Selon le texte de la plainte, que Slate s’est procurée, l’association Mousse, fondée en 2000 et qui se donne pour but «d’agir en justice contre les auteurs de propos et discriminations homophobes», a porté plainte pour «provocation à la haine et à la violence»:

«Le délit de provocation à la haine ou à la violence à l'égard d'un groupe de personnes à raison de leur orientation sexuelle suppose que les propos incriminés comportent une exhortation ou une incitation explicite à commettre des actes de violence ou à concevoir des sentiments de haine à l'égard dudit groupe.
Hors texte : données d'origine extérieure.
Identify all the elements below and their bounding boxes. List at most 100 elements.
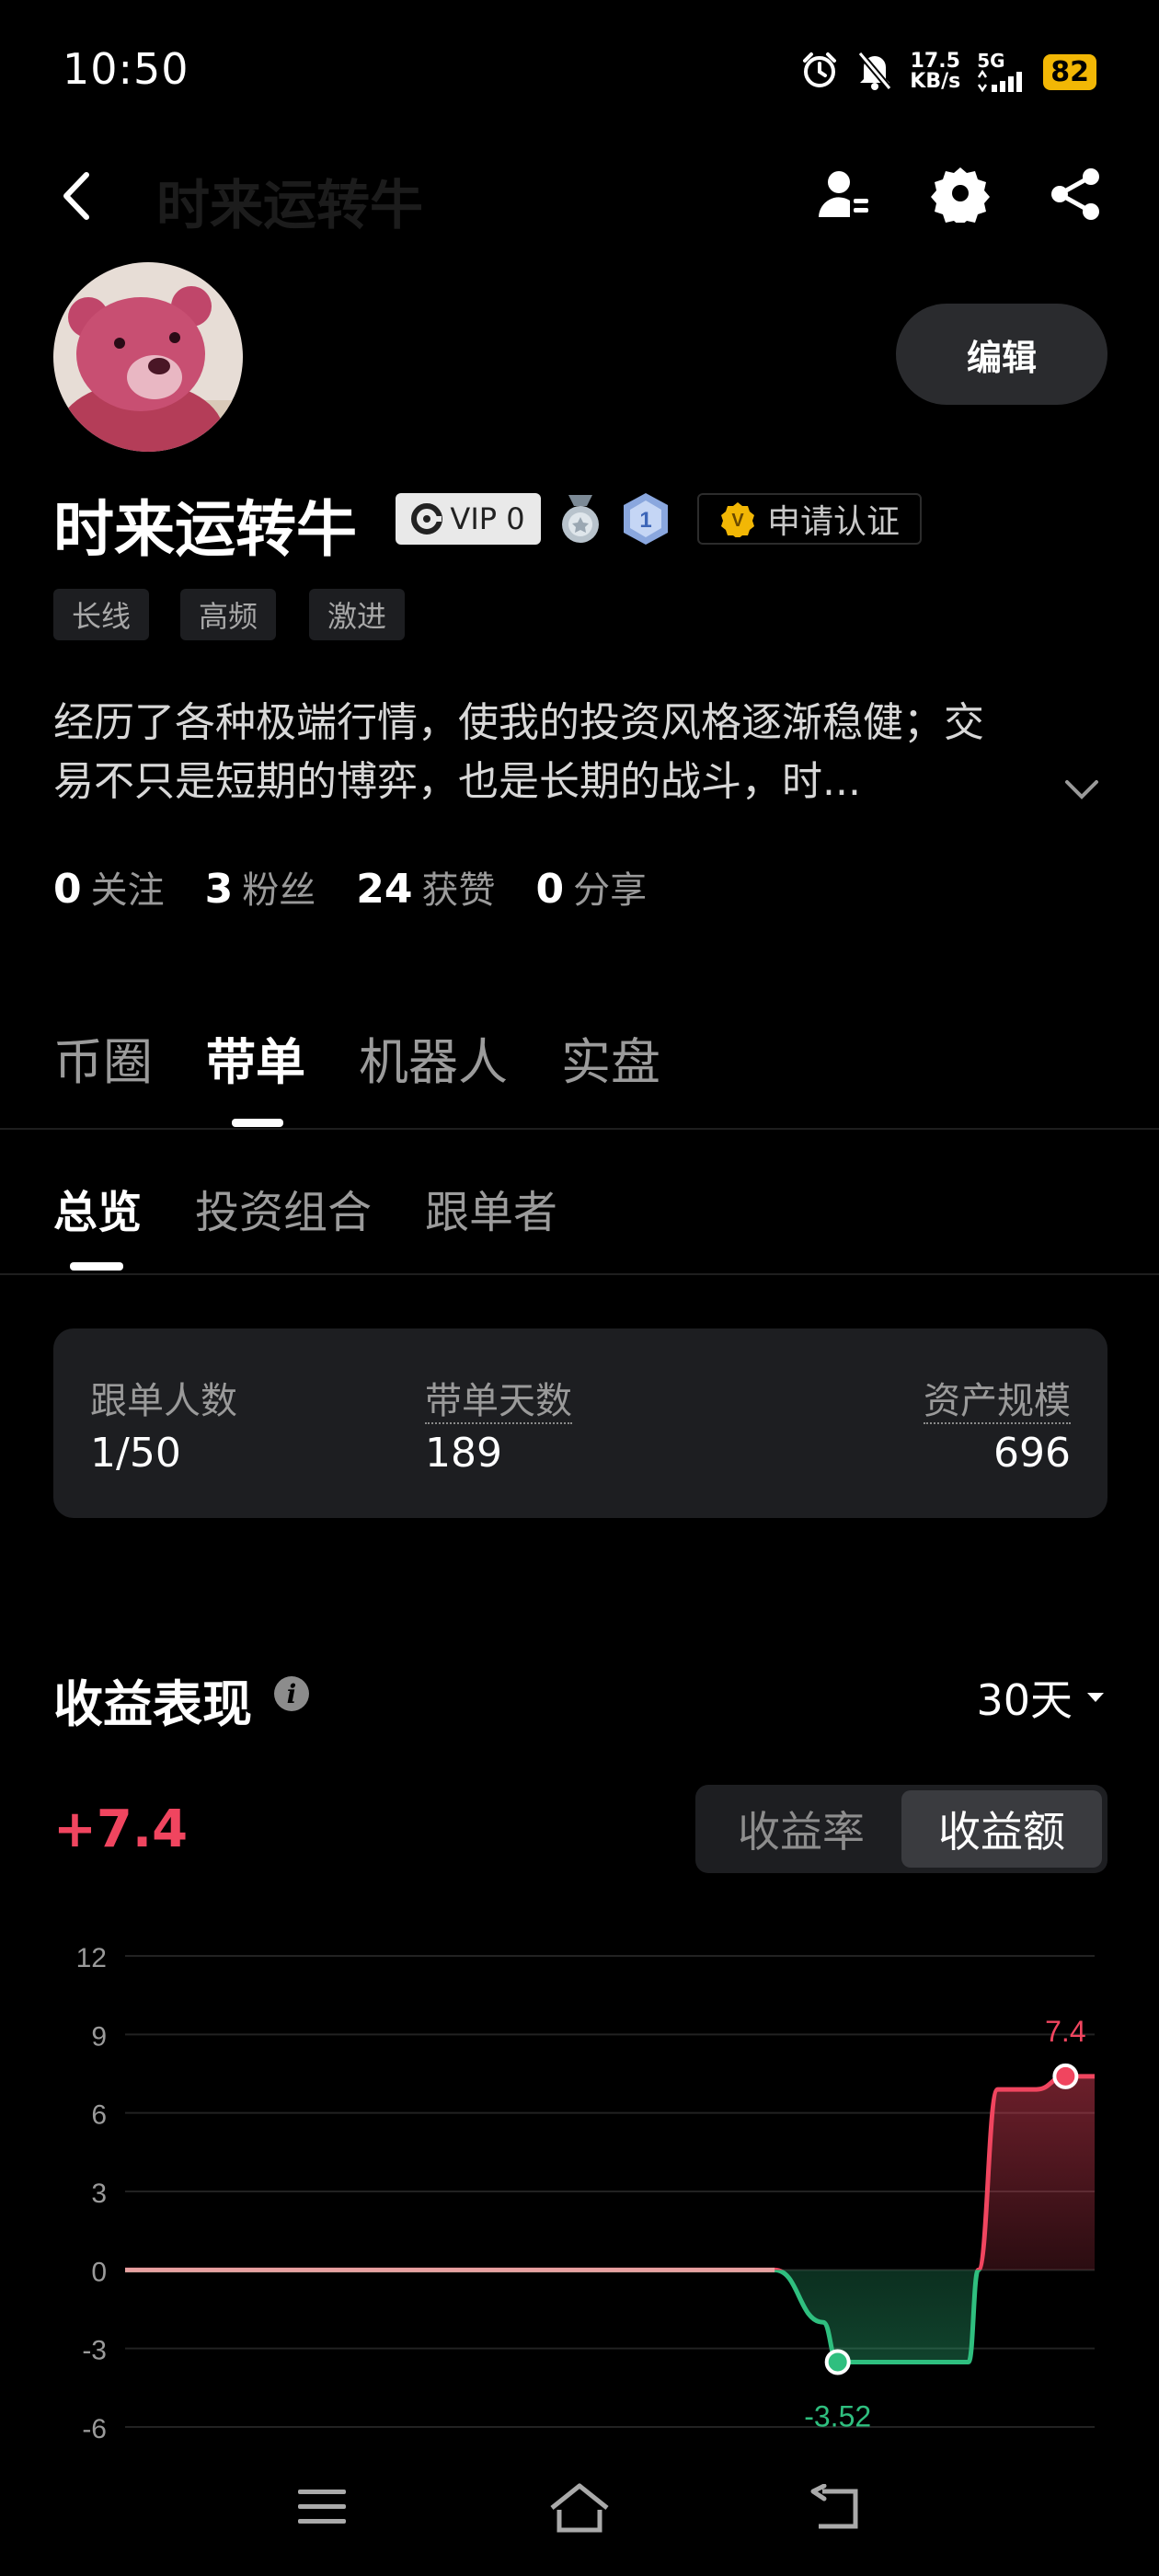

En l'espèce, le titre “Faut-il brûler les homos?” implique que cette question puisse faire l'objet d'un débat et d'une réponse positive. Cette interrogation légitime ainsi l'opinion selon laquelle les homosexuels devraient être brûlés du simple fait de leur orientation sexuelle. Elle contribue ainsi à entretenir un sentiment de haine, voire incite à commettre des actes de violence, à l'encontre des homosexuels», avance le texte de la plainte.

Une autre une, «Le péril noir»

L’association s’appuie par ailleurs sur le commentaire placé au dessus du titre de l’hebdomadaire –«Le ministère de la Santé appelle à la dépénalisation de l'homosexualité au Maroc. Certes, c'est un droit individuel. Mais, quid de la morale et des valeurs religieuses?»– et sur une publication de Maroc Hebdo de 2012 titrée «Le péril noir». «Cette publication antérieure démontre que Maroc Hebdo n'hésite pas à provoquer des sentiments de haine xénophobes pour attirer l'attention du lectorat», estime le texte de la plainte.

Maroc Hebdo n'hésite pas à provoquer des sentiments de haine xénophobes pour attirer l'attention du lectorat

L’association Mousse dans la plainte déposée contre MarocHebdo

«L'intention coupable d'inciter et d'encourager des sentiments de discrimination, de haine et surtout de violence à l 'égard de personnes en raison de leur orientation sexuelle est donc caractérisée», conclut le texte.

«Les mots ne sont pas seulement des mots»

Les internautes avaient été nombreux à se révolter contre cette une. Les excuses de Maroc Hebdo, qui avait retiré son numéro et avait expliqué à ses lecteurs avoir simplement voulu rendre compte d’un «débat», n’ont pas convaincu l’association. Contacté par Slate, Étienne Deshoulières, avocat de Mousse et militant LGBT, estime que «les mots ne sont pas seulement des mots, ils ont des conséquences réelles». «Imaginez-vous être un jeune homo n’ayant pas fait son coming out, lisant cette couverture. Les jeunes homos se suicident sept fois plus que les jeunes hétéros et ces statistiques sont directement liées à cette violence», justifie l’avocat, ancien membre référent de la commission des «Brigades internet contre l’homophobie et le sexisme» de SOS homophobie. Quelques jours après la publication de Maroc Hebdo, un jeune Marocain présumé gay avait été agressé par une foule enragée.

Slate a essayé à plusieurs reprises de contacter la rédaction de Maroc Hebdo, qui n’a pas encore répondu à l’heure où ces lignes sont publiées.

L’association Mousse tient à préciser de son côté qu’elle combat l’homophobie «quelle qu’en soit l’origine» et souhaite «éviter tout amalgame entre un journaliste marocain et les Marocains en général».

La balle est désormais dans le camp du procureur, qui a le choix de poursuivre ou non la publication. Si la plainte était rejetée, l’association pourrait se constituer partie civile, et pousser l’action en justice sur un autre front.